ECLI:NL:RBNNE:2016:4003
Rechtbank Noord-Nederland
- Voorlopige voorziening
- Rechtspraak.nl
Sluiting van een horecagelegenheid op grond van artikel 13b van de Opiumwet
Op 31 augustus 2016 heeft de voorzieningenrechter van de Rechtbank Noord-Nederland uitspraak gedaan in een zaak betreffende de sluiting van een horecagelegenheid in Groningen. De burgemeester van Groningen had op 9 augustus 2016 besloten het café voor een periode van zes maanden te sluiten, met ingang van 19 augustus 2016, op basis van artikel 13b van de Opiumwet. Dit besluit volgde op een politieonderzoek in de nacht van 9 op 10 juli 2016, waarbij in het café softdrugs, harddrugs en verpakkingsmaterialen voor verdovende middelen werden aangetroffen. De verzoeker, die deel uitmaakt van de coöperatie die het café exploiteert, maakte bezwaar tegen dit besluit en vroeg de voorzieningenrechter om een voorlopige voorziening.

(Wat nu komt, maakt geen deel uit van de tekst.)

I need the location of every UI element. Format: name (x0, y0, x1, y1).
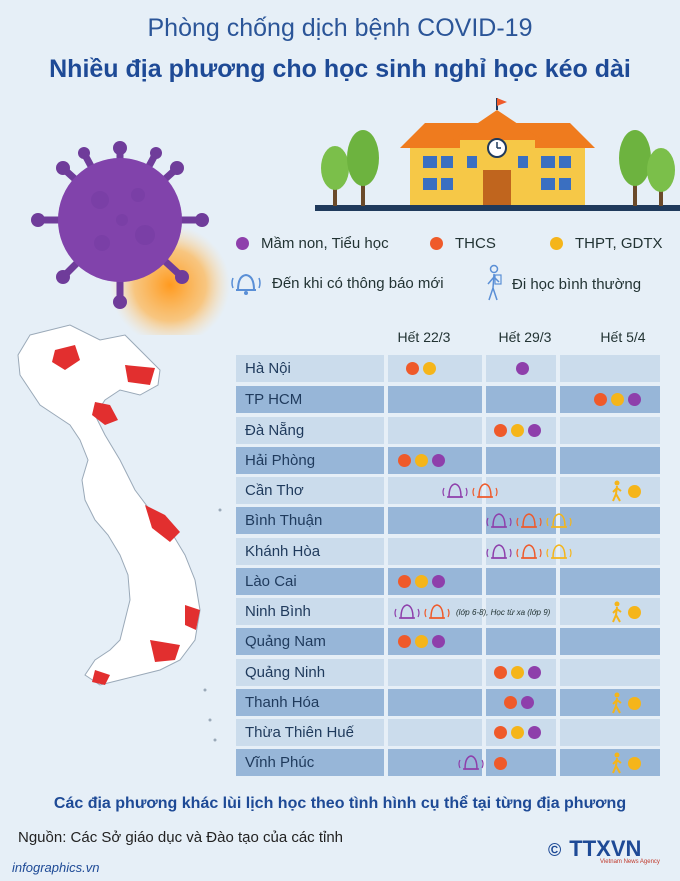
walk-icon-group (610, 752, 641, 774)
legend-thpt-label: THPT, GDTX (575, 235, 663, 252)
bell-icon-group (486, 541, 572, 563)
bell-icon-group (486, 510, 572, 532)
source-text: Nguồn: Các Sở giáo dục và Đào tạo của cá… (18, 829, 344, 846)
ttxvn-logo: © TTXVN (548, 836, 641, 862)
ninh-binh-note: (lớp 6-8), Học từ xa (lớp 9) (456, 607, 551, 617)
copyright-symbol: © (548, 840, 562, 860)
legend-thpt: THPT, GDTX (550, 235, 663, 252)
row-name: Thanh Hóa (236, 689, 384, 716)
walk-icon-group (610, 601, 641, 623)
walk-icon-group (610, 692, 641, 714)
table-row: Quảng Nam (236, 628, 660, 655)
table-row: Thanh Hóa (236, 689, 660, 716)
row-name: Bình Thuận (236, 507, 384, 534)
legend-bell: Đến khi có thông báo mới (230, 268, 444, 298)
bell-icon (231, 273, 261, 295)
table-row: Cần Thơ (236, 477, 660, 504)
legend-mam-non-label: Mầm non, Tiểu học (261, 235, 389, 252)
row-name: Đà Nẵng (236, 417, 384, 444)
legend-thcs-label: THCS (455, 235, 496, 252)
row-name: Quảng Nam (236, 628, 384, 655)
orange-dot-icon (430, 237, 443, 250)
row-name: Vĩnh Phúc (236, 749, 384, 776)
table-row: Vĩnh Phúc (236, 749, 660, 776)
table-row: Bình Thuận (236, 507, 660, 534)
table-row: Ninh Bình (lớp 6-8), Học từ xa (lớp 9) (236, 598, 660, 625)
purple-dot-icon (236, 237, 249, 250)
page-title: Phòng chống dịch bệnh COVID-19 (147, 14, 533, 42)
row-name: TP HCM (236, 386, 384, 413)
legend-thcs: THCS (430, 235, 496, 252)
table-row: Đà Nẵng (236, 417, 660, 444)
row-name: Thừa Thiên Huế (236, 719, 384, 746)
school-illustration (315, 98, 680, 211)
legend-walk-label: Đi học bình thường (512, 275, 642, 293)
row-name: Hải Phòng (236, 447, 384, 474)
row-name: Quảng Ninh (236, 659, 384, 686)
virus-illustration (31, 141, 230, 335)
logo-text: TTXVN (569, 836, 642, 861)
yellow-dot-icon (550, 237, 563, 250)
footer-note: Các địa phương khác lùi lịch học theo tì… (53, 795, 627, 812)
table-row: Lào Cai (236, 568, 660, 595)
bell-icon-group (442, 480, 498, 502)
legend-mam-non: Mầm non, Tiểu học (236, 235, 389, 252)
site-credit: infographics.vn (12, 860, 100, 875)
row-name: Hà Nội (236, 355, 384, 382)
table-row: Quảng Ninh (236, 659, 660, 686)
logo-subtitle: Vietnam News Agency (600, 859, 660, 865)
table-row: Thừa Thiên Huế (236, 719, 660, 746)
row-name: Ninh Bình (236, 598, 384, 625)
row-name: Khánh Hòa (236, 538, 384, 565)
page-subtitle: Nhiều địa phương cho học sinh nghỉ học k… (49, 55, 631, 83)
walking-student-icon (487, 264, 502, 301)
table-row: Khánh Hòa (236, 538, 660, 565)
walk-icon-group (610, 480, 641, 502)
table-row: TP HCM (236, 386, 660, 413)
table-row: Hà Nội (236, 355, 660, 382)
column-header-5-4: Hết 5/4 (600, 329, 646, 345)
table-row: Hải Phòng (236, 447, 660, 474)
row-name: Lào Cai (236, 568, 384, 595)
vietnam-map (17, 324, 222, 742)
bell-icon-group: (lớp 6-8), Học từ xa (lớp 9) (394, 601, 550, 623)
column-header-29-3: Hết 29/3 (498, 329, 552, 345)
bell-icon-group (458, 752, 507, 774)
row-name: Cần Thơ (236, 477, 384, 504)
legend-bell-label: Đến khi có thông báo mới (272, 274, 444, 292)
column-header-22-3: Hết 22/3 (397, 329, 451, 345)
legend-walk: Đi học bình thường (484, 264, 641, 304)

Tijdens de zitting op 23 augustus 2016 heeft de voorzieningenrechter vastgesteld dat verzoeker een spoedeisend belang had bij het treffen van een voorlopige voorziening. De voorzieningenrechter overwoog dat de burgemeester bevoegd was om het café te sluiten op basis van de aangetroffen hoeveelheden drugs, die groter waren dan een hoeveelheid voor eigen gebruik. Verzoeker voerde aan dat de sluiting onterecht was, omdat de aangetroffen hoeveelheden gering waren en dat de burgemeester in zijn besluit niet zorgvuldig had gehandeld. De voorzieningenrechter oordeelde echter dat de burgemeester op goede gronden had besloten tot sluiting van het café, gezien de aanwezigheid van harddrugs en de verantwoordelijkheden van de uitbater.
De voorzieningenrechter concludeerde dat het belang van de handhaving van de openbare orde zwaarder woog dan de belangen van verzoeker. Het verzoek om een voorlopige voorziening werd afgewezen, en de voorzieningenrechter oordeelde dat er geen aanleiding was voor een proceskostenveroordeling. De uitspraak werd openbaar uitgesproken op dezelfde dag.